Neurodegenerative diseases represent a heterogeneous group of neurological conditions primarily involving dementia and movement disorders. A wide variety of different pathophysiological and genetic mechanisms are involved in this group. Knowledge regarding the genetic basis of sporadic and familial cases of neurodegenerative disorders is growing. New evidence about the involvement of previously uncharacterized genes opens new dimensions for basic research. This is particularly true in patients with complex motor and cognitive phenotypes. Neurodegenerative diseases can be classified into two main subtypes, one associated with motoneuron dysfunction and a degeneration involving the cerebral cortex (dementia). Motoneuron disorders are diseases leading to the degeneration of motoneurons. These diseases comprise four primary clinical forms of upper and lower motor neuron involvement: primary lateral sclerosis, progressive muscular atrophy; progressive bulbar palsy; and amyotrophic lateral sclerosis (ALS). Our lab focuses on using cutting edge technology to understand the role and function of protein and RNA in neurodegenerative disease.
Identifying aberrant GGGGCC (G4C2) intronic repeat expansions in the C9ORF72 gene as the most common genetic cause of ALS and FLTD has reinforced the relation between ALS and FTLD. In normal individuals, the number of repeat expansion ranged from two to twenty-three, whereas C9ORF72 patients carried from sixty to hundreds of G4C2 repeats. Observations of population frequencies of the expansion are consistent with a common founder effect. This genetic alteration has many cellular effects via toxic RNA transcripts and dipeptides derived from the intronic hexanucleotide expansions. In addition, transcripts for the C9orf72 gene product are reduced. Our lab is interested in the function of C9ORF72 and studying its cellular role in motoneurons using mouse and human iPS cell-derived culture systems and comparing these effects with alterations in postmortem tissue for ALS patients.
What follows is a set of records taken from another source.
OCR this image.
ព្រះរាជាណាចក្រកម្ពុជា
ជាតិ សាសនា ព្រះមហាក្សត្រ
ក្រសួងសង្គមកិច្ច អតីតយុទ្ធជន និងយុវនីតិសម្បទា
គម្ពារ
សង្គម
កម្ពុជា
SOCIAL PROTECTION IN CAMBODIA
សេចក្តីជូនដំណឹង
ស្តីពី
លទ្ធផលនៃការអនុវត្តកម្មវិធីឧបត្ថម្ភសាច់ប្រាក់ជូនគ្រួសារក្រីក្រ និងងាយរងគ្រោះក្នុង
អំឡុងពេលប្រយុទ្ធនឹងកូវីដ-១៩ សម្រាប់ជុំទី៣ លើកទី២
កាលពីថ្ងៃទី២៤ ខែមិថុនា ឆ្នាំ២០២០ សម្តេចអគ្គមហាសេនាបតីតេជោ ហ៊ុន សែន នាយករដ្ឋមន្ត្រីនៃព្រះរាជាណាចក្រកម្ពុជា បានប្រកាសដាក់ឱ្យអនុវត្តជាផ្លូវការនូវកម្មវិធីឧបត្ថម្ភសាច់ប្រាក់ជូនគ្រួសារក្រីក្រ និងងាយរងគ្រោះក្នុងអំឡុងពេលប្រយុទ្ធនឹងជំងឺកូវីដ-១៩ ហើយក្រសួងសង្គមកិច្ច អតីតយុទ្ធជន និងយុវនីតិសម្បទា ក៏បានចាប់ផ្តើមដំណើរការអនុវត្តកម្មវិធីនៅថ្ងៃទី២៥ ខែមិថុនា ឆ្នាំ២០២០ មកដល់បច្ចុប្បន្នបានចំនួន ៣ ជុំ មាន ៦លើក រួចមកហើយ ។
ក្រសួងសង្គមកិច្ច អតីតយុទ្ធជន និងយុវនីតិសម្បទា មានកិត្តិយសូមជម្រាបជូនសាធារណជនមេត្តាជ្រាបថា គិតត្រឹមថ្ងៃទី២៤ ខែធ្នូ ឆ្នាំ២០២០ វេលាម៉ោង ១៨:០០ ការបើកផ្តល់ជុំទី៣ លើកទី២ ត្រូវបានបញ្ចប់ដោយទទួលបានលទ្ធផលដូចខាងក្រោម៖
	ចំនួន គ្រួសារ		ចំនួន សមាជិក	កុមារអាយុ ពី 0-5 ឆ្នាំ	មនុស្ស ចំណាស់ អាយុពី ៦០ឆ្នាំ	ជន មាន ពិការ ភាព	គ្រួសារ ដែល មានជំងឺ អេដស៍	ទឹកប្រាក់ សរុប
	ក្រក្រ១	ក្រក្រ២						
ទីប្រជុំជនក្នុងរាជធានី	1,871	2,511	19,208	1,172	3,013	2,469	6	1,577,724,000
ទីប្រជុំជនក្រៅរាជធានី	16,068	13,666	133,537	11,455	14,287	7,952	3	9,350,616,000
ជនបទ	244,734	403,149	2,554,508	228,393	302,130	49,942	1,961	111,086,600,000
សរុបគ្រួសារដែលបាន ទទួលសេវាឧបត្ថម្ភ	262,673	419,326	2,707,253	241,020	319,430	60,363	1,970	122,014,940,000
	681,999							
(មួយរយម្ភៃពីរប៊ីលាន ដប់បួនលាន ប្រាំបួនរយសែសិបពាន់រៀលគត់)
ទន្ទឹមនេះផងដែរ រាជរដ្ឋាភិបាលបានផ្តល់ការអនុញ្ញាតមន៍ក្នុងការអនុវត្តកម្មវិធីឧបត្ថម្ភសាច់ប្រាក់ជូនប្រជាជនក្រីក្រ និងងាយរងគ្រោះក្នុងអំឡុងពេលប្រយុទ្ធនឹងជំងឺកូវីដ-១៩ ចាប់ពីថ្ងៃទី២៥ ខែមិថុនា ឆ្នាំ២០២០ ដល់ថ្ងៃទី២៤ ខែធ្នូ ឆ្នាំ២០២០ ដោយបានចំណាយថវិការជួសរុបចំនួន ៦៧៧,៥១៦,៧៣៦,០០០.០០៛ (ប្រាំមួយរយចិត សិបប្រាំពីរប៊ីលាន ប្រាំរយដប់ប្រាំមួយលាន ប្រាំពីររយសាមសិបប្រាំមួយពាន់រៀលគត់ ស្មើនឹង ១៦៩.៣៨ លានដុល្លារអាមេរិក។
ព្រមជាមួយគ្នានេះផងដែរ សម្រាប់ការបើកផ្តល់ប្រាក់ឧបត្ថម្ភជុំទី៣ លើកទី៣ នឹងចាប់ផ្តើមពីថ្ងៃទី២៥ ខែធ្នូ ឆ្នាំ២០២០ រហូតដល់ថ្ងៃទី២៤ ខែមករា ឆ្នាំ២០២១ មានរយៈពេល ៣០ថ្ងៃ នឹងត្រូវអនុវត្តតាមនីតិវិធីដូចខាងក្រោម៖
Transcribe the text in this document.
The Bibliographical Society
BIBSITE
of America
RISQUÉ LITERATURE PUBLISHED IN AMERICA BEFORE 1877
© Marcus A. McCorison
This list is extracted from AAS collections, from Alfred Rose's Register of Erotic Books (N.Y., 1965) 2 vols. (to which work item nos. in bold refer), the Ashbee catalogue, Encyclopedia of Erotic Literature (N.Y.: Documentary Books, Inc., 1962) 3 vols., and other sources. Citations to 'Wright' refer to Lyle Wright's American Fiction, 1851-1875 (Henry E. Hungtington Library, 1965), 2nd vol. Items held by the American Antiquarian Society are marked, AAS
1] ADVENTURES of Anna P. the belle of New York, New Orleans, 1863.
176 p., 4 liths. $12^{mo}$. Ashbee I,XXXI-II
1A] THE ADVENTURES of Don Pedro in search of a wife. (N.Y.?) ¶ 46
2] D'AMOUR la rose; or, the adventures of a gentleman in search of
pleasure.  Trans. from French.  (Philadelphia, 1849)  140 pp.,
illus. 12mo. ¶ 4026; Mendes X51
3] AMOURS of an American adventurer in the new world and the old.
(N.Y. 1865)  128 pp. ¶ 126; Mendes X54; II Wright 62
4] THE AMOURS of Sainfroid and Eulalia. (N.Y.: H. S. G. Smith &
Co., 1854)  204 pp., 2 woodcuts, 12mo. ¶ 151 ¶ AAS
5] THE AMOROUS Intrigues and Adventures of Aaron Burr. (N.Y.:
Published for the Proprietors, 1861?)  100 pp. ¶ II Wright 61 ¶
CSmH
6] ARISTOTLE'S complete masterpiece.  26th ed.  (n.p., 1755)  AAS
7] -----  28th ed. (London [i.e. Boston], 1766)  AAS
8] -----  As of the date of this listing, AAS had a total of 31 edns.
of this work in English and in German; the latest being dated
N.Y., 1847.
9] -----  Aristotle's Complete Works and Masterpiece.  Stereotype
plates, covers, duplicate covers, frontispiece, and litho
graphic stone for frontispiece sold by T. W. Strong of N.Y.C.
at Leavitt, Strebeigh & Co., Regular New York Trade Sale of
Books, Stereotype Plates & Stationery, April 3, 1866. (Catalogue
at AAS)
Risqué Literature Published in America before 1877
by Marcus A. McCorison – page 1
C9orf72 protein has a differential GEF and GAP function to different small GTPases. Bioinformatics evidence has shown that C9ORF72 have a structural resemblance to DENN proteins. To understand more into this aspect, we in our lab study the function of C9ORF72 to the GTP bound activity to different know small GTPases using Thin Layer Chromatography (TLC) separation.
Axonal actin dynamics are severely disturbed in motoneurons from mouse and human ALS. Intronic repeat expansions in the C9ORF72 gene lead to a disturbance in F-Actin to G-Actin ratio. We are interested in how these alterations also affect functional aspects, such as neuromuscular transmission at the axonal shaft.